We supported a number of innovators with lived and learned experience of marginalisation and disadvantage to develop and grow their ideas.
We flexed our grantmaking practice to offer different kinds of support to them. This included very early stage seed funding, core funding by default, personalised learning journeys and tailored ‘funder +’ support to develop their business, impact and practice models.
In the early stage of the foundation’s work on severe and multiple disadvantage, we did not see many “radical, daring socially innovative ideas developing, nor [were] they emerging into innovative practices that can inform, influence and alter systems.”
Where we did see new ideas coming through, too many were operating within narrow siloes, supporting rather than disrupting and reimagining dysfunctional systems.
Even fewer were developed by or, in partnership with, people who had been subject to severe and multiple disadvantage.
Indeed, where we did see individuals with agency to tackle social problems, and who had the financial and social capital to get ideas off the ground, very few had any (lived or learned) experience of, or even interest in, severe and multiple disadvantage at all.
In addition, our analysis was that few independent grant making foundations in the UK were explicitly focusing on social innovation, preferring to fund more developed organisations with a greater ‘evidence base’ behind them. There was a focus on achievable, often short-term outcomes, which presented the lowest level of risk.
We saw that the cycle of risk-aversion was perpetuating itself, as funding in this way was breeding practices and cultures inside organisations that were outcome-determined, risk-averse and siloed. This meant that focus was on raising and earning money to get by and deliver, rather than investing and innovating.
Space was created for amazing people to develop their ideas.
These included very early stage ideas from non-traditional innovators such as frontline workers (e.g. social workers and school nurses at the Birmingham Pathfinder and support workers within large organisations like Local Solutions) and people with direct experience of marginalisation (e.g. working class people marginalised within higher education systems at Open Book).
Many were clustered around highly relational, flexible and person-centred practice and became significant and influential interventions in that developing field.
Some developed their own analysis of the need for systems to change to enable the spread of their work.
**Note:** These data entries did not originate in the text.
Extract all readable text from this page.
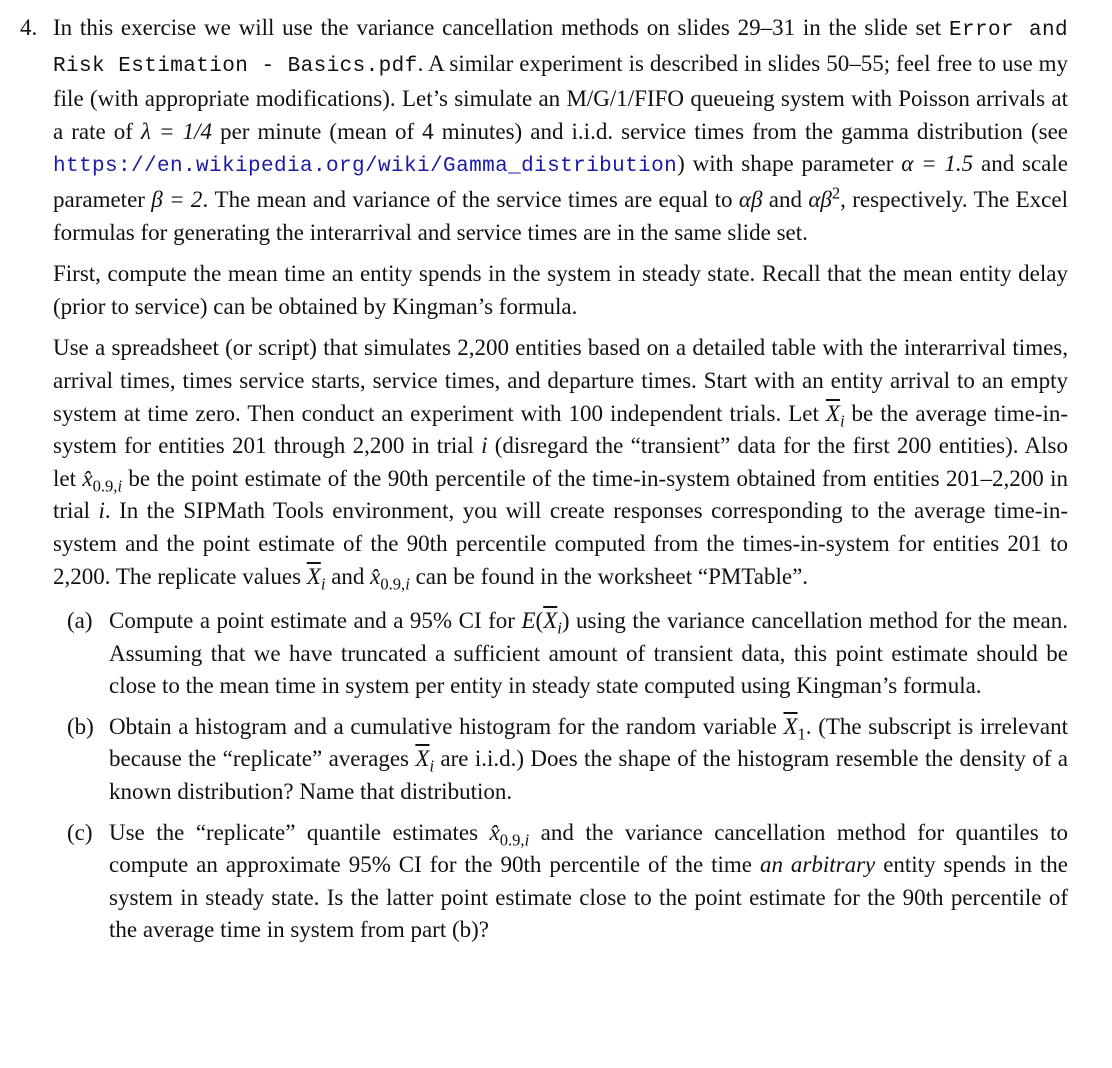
4. In this exercise we will use the variance cancellation methods on slides 29–31 in the slide set Error and Risk Estimation - Basics.pdf. A similar experiment is described in slides 50–55; feel free to use my file (with appropriate modifications). Let’s simulate an M/G/1/FIFO queueing system with Poisson arrivals at a rate of λ = 1/4 per minute (mean of 4 minutes) and i.i.d. service times from the gamma distribution (see https://en.wikipedia.org/wiki/Gamma_distribution) with shape parameter α = 1.5 and scale parameter β = 2. The mean and variance of the service times are equal to αβ and $\alpha\beta^2$, respectively. The Excel formulas for generating the interarrival and service times are in the same slide set.

First, compute the mean time an entity spends in the system in steady state. Recall that the mean entity delay (prior to service) can be obtained by Kingman’s formula.

Use a spreadsheet (or script) that simulates 2,200 entities based on a detailed table with the interarrival times, arrival times, times service starts, service times, and departure times. Start with an entity arrival to an empty system at time zero. Then conduct an experiment with 100 independent trials. Let $\overline{X}_i$ be the average time-in-system for entities 201 through 2,200 in trial i (disregard the “transient” data for the first 200 entities). Also let $x̂_{0.9,i}$ be the point estimate of the 90th percentile of the time-in-system obtained from entities 201–2,200 in trial i. In the SIPMath Tools environment, you will create responses corresponding to the average time-in-system and the point estimate of the 90th percentile computed from the times-in-system for entities 201 to 2,200. The replicate values $\overline{X}_i$ and $x̂_{0.9,i}$ can be found in the worksheet “PMTable”.

(a) Compute a point estimate and a 95% CI for $E(\overline{X}_i)$ using the variance cancellation method for the mean. Assuming that we have truncated a sufficient amount of transient data, this point estimate should be close to the mean time in system per entity in steady state computed using Kingman’s formula.
(b) Obtain a histogram and a cumulative histogram for the random variable $\overline{X}_1$. (The subscript is irrelevant because the “replicate” averages $\overline{X}_i$ are i.i.d.) Does the shape of the histogram resemble the density of a known distribution? Name that distribution.
(c) Use the “replicate” quantile estimates $x̂_{0.9,i}$ and the variance cancellation method for quantiles to compute an approximate 95% CI for the 90th percentile of the time an arbitrary entity spends in the system in steady state. Is the latter point estimate close to the point estimate for the 90th percentile of the average time in system from part (b)?
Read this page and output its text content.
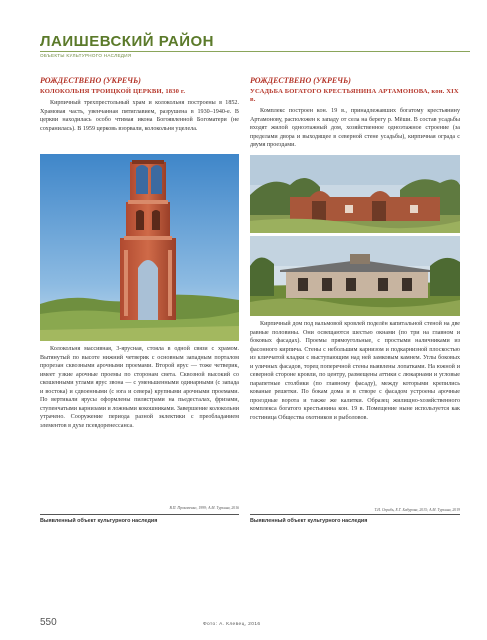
ЛАИШЕВСКИЙ РАЙОН
ОБЪЕКТЫ КУЛЬТУРНОГО НАСЛЕДИЯ
РОЖДЕСТВЕНО (УКРЕЧЬ)
КОЛОКОЛЬНЯ ТРОИЦКОЙ ЦЕРКВИ, 1830 г.

Кирпичный трехпрестольный храм и колокольня построены в 1852. Храмовая часть, увенчанная пятиглавием, разрушена в 1930–1940-е. В церкви находилась особо чтимая икона Богоявленной Богоматери (не сохранилась). В 1959 церковь взорвали, колокольня уцелела.

Колокольня массивная, 3-ярусная, стояла в одной связи с храмом. Вытянутый по высоте нижний четверик с основным западным порталом прорезан сквозными арочными проемами. Второй ярус — тоже четверик, имеет узкие арочные проемы по сторонам света. Сквозной высокий со скошенными углами ярус звона — с уменьшенными одинарными (с запада и востока) и сдвоенными (с юга и севера) крупными арочными проемами. По вертикали ярусы оформлены пилястрами на пьедесталах, фризами, ступенчатыми карнизами и ложными кокошниками. Завершение колокольни утрачено. Сооружение периода разной эклектики с преобладанием элементов в духе псевдоренессанса.

В.П. Прокопенко, 1999; А.М. Туркина, 2016
Выявленный объект культурного наследия
РОЖДЕСТВЕНО (УКРЕЧЬ)
УСАДЬБА БОГАТОГО КРЕСТЬЯНИНА АРТАМОНОВА, кон. XIX в.

Комплекс построен кон. 19 в., принадлежавших богатому крестьянину Артамонову, расположен к западу от села на берегу р. Мёши. В состав усадьбы входят жилой одноэтажный дом, хозяйственное одноэтажное строение (за пределами двора и выходящее в северной стене усадьбы), кирпичная ограда с двумя проездами.

Кирпичный дом под вальмовой кровлей поделён капитальной стеной на две равные половины. Они освещаются шестью окнами (по три на главном и боковых фасадах). Проемы прямоугольные, с простыми наличниками из фасонного кирпича. Стены с небольшим карнизом и подкарнизной плоскостью из кличчатой кладки с выступающим над ней замковым камнем. Углы боковых и уличных фасадов, торец поперечной стены выявлены лопатками. На южной и северной стороне кровли, по центру, размещены аттики с люкарнами и угловые парапетные столбики (по главному фасаду), между которыми крепились кованые решетки. По бокам дома и в створе с фасадом устроены арочные проездные ворота и также же калитки. Образец жилищно-хозяйственного комплекса богатого крестьянина кон. 19 в. Помещение ныне используется как гостиница Общества охотников и рыболовов.

Т.И. Огрибь, Е.Г. Бабурова, 2015; А.М. Туркина, 2019
Выявленный объект культурного наследия
550	Фото: А. Клевец, 2016
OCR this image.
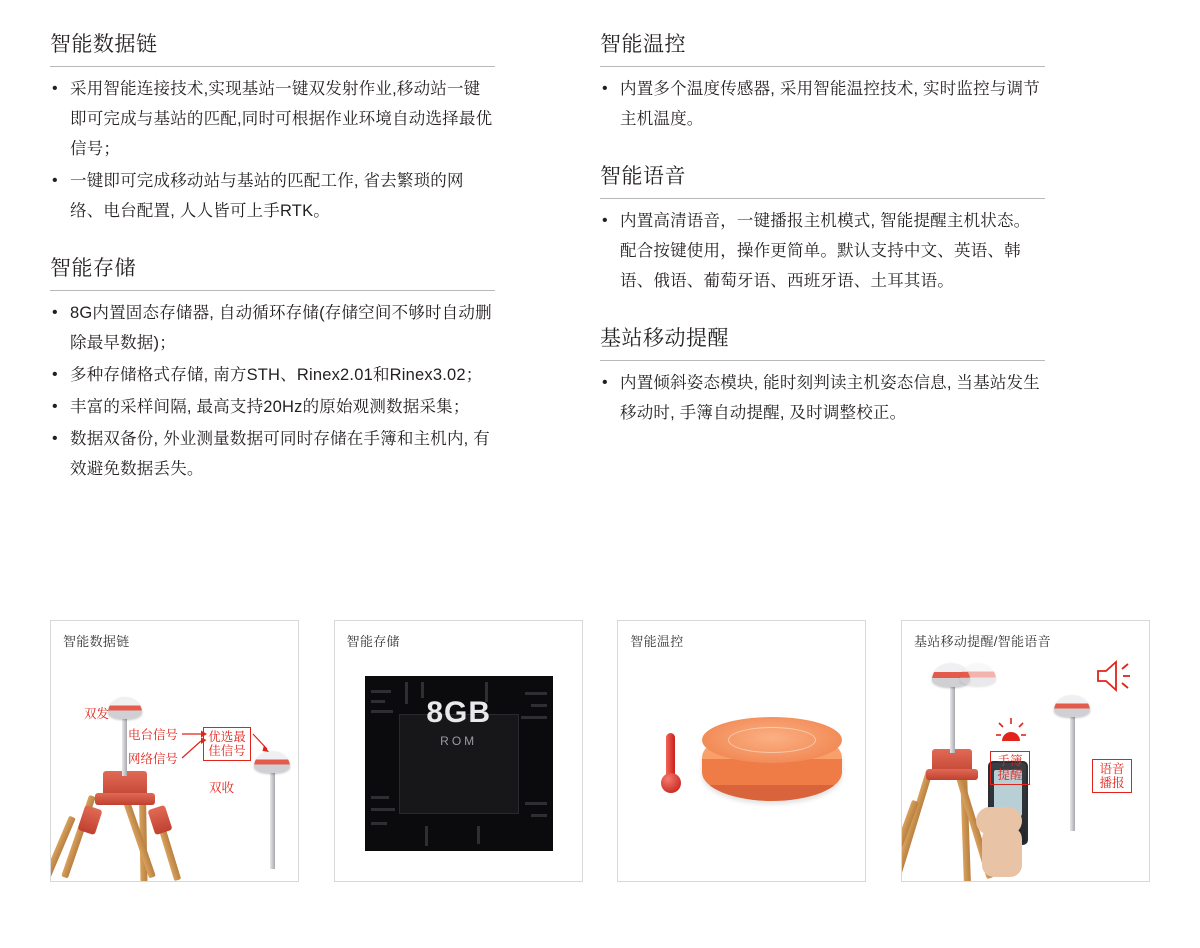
智能数据链
• 采用智能连接技术,实现基站一键双发射作业,移动站一键即可完成与基站的匹配,同时可根据作业环境自动选择最优信号；
• 一键即可完成移动站与基站的匹配工作, 省去繁琐的网络、电台配置, 人人皆可上手RTK。
智能存储
• 8G内置固态存储器, 自动循环存储(存储空间不够时自动删除最早数据)；
• 多种存储格式存储, 南方STH、Rinex2.01和Rinex3.02；
• 丰富的采样间隔, 最高支持20Hz的原始观测数据采集；
• 数据双备份, 外业测量数据可同时存储在手簿和主机内, 有效避免数据丢失。
智能温控
• 内置多个温度传感器, 采用智能温控技术, 实时监控与调节主机温度。
智能语音
• 内置高清语音，一键播报主机模式, 智能提醒主机状态。配合按键使用，操作更简单。默认支持中文、英语、韩语、俄语、葡萄牙语、西班牙语、土耳其语。
基站移动提醒
• 内置倾斜姿态模块, 能时刻判读主机姿态信息, 当基站发生移动时, 手簿自动提醒, 及时调整校正。
智能数据链
双发
电台信号
网络信号
优选最佳信号
双收
智能存储
8GB
ROM
智能温控	基站移动提醒/智能语音
手簿提醒	语音播报
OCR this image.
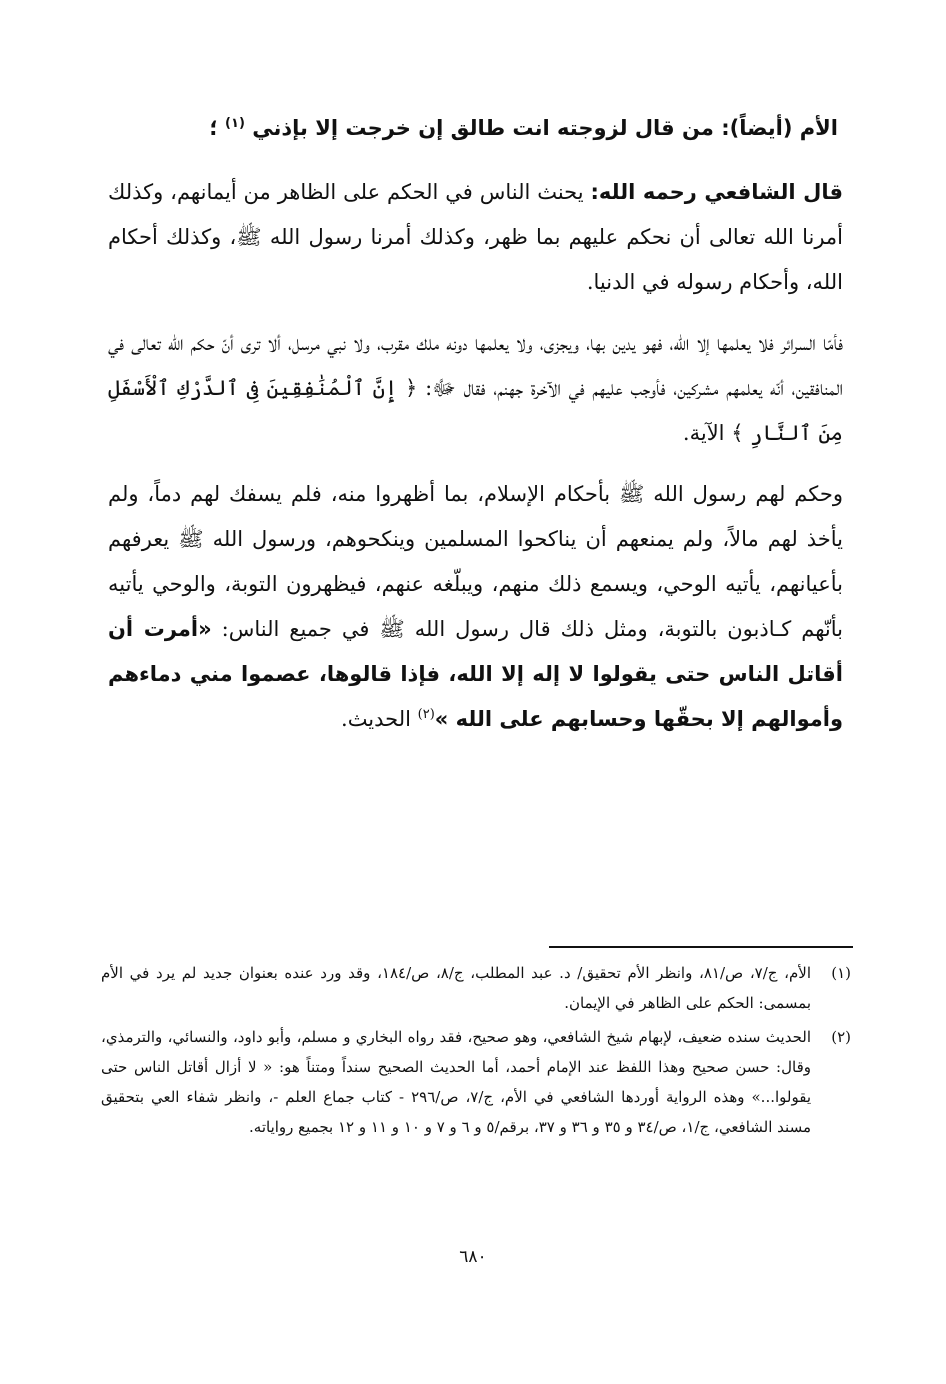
الأم (أيضاً): من قال لزوجته انت طالق إن خرجت إلا بإذني $^{(١)}$ ؛

قال الشافعي رحمه الله: يحنث الناس في الحكم على الظاهر من أيمانهم، وكذلك أمرنا الله تعالى أن نحكم عليهم بما ظهر، وكذلك أمرنا رسول الله ﷺ، وكذلك أحكام الله، وأحكام رسوله في الدنيا.

فأمّا السرائر فلا يعلمها إلا الله، فهو يدين بها، ويجزى، ولا يعلمها دونه ملك مقرب، ولا نبي مرسل، ألا ترى أنّ حكم الله تعالى في المنافقين، أنّه يعلمهم مشركين، فأوجب عليهم في الآخرة جهنم، فقال ﷻ: ﴿ إِنَّ ٱلْمُنَٰفِقِينَ فِى ٱلدَّرْكِ ٱلْأَسْفَلِ مِنَ ٱلنَّارِ ﴾ الآية.

وحكم لهم رسول الله ﷺ بأحكام الإسلام، بما أظهروا منه، فلم يسفك لهم دماً، ولم يأخذ لهم مالاً، ولم يمنعهم أن يناكحوا المسلمين وينكحوهم، ورسول الله ﷺ يعرفهم بأعيانهم، يأتيه الوحي، ويسمع ذلك منهم، ويبلّغه عنهم، فيظهرون التوبة، والوحي يأتيه بأنّهم كـاذبون بالتوبة، ومثل ذلك قال رسول الله ﷺ في جميع الناس: «أمرت أن أقاتل الناس حتى يقولوا لا إله إلا الله، فإذا قالوها، عصموا مني دماءهم وأموالهم إلا بحقّها وحسابهم على الله »$^{(٢)}$ الحديث.

(١)
الأم، ج/٧، ص/٨١، وانظر الأم تحقيق/ د. عبد المطلب، ج/٨، ص/١٨٤، وقد ورد عنده بعنوان جديد لم يرد في الأم بمسمى: الحكم على الظاهر في الإيمان.
(٢)
الحديث سنده ضعيف، لإبهام شيخ الشافعي، وهو صحيح، فقد رواه البخاري و مسلم، وأبو داود، والنسائي، والترمذي، وقال: حسن صحيح وهذا اللفظ عند الإمام أحمد، أما الحديث الصحيح سنداً ومتناً هو: « لا أزال أقاتل الناس حتى يقولوا...» وهذه الرواية أوردها الشافعي في الأم، ج/٧، ص/٢٩٦ - كتاب جماع العلم -، وانظر شفاء العي بتحقيق مسند الشافعي، ج/١، ص/٣٤ و ٣٥ و ٣٦ و ٣٧، برقم/٥ و ٦ و ٧ و ١٠ و ١١ و ١٢ بجميع رواياته.
٦٨٠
Mayday Trust, for example, worked with others to develop the New System Alliance.
The progressive funding practices that were developed through the social innovation work were carried over into the rest of Lankelly’s work – they became just what we did.
The necessity of learning and adaptation in work where the variables are continually changing also became embedded in the organisation as we moved explicitly to an action inquiry approach to our work.
The innovations we supported often remained ‘bubbles that burst on contact with the reality of systems as they are’ and could not be sustained beyond Lankelly’s support.
Even where some innovations were commissioned, the rigidity of statutory systems demanded significant compromise and the thing that was special was sometimes distorted. (We supported other work like Human Learning Systems, which drew attention to and challenged this dynamic).
At the time of this programme, we were framing all our work using the concept of ’severe and multiple disadvantage’. This limited our engagement with people and organisations outside a fairly narrow field (homelessness/criminal justice/substance misuse/experiences of violence and abuse and the intersections between these).
“Good relational practice depends on there being good relational commissioning and policy…the issue for the Foundation was that if we became relational funders, are we creating bubbles of relational funds that won’t survive in a more transactional world?” (Board meeting, February 2015)
This concern was borne out to a large extent. Our question became ‘what are the system conditions that enable social innovations to flourish’? This was a deeper level of inquiry, mirrored by other parts of Lankelly’s work at the time.
The social innovation work led directly to our Power Action Inquiry, as this was identified as the system condition that needed to change to enable the innovations we had been supporting to flourish.
One of our trustees at the time, Simon Tucker, had a background in social innovation and advised on the work.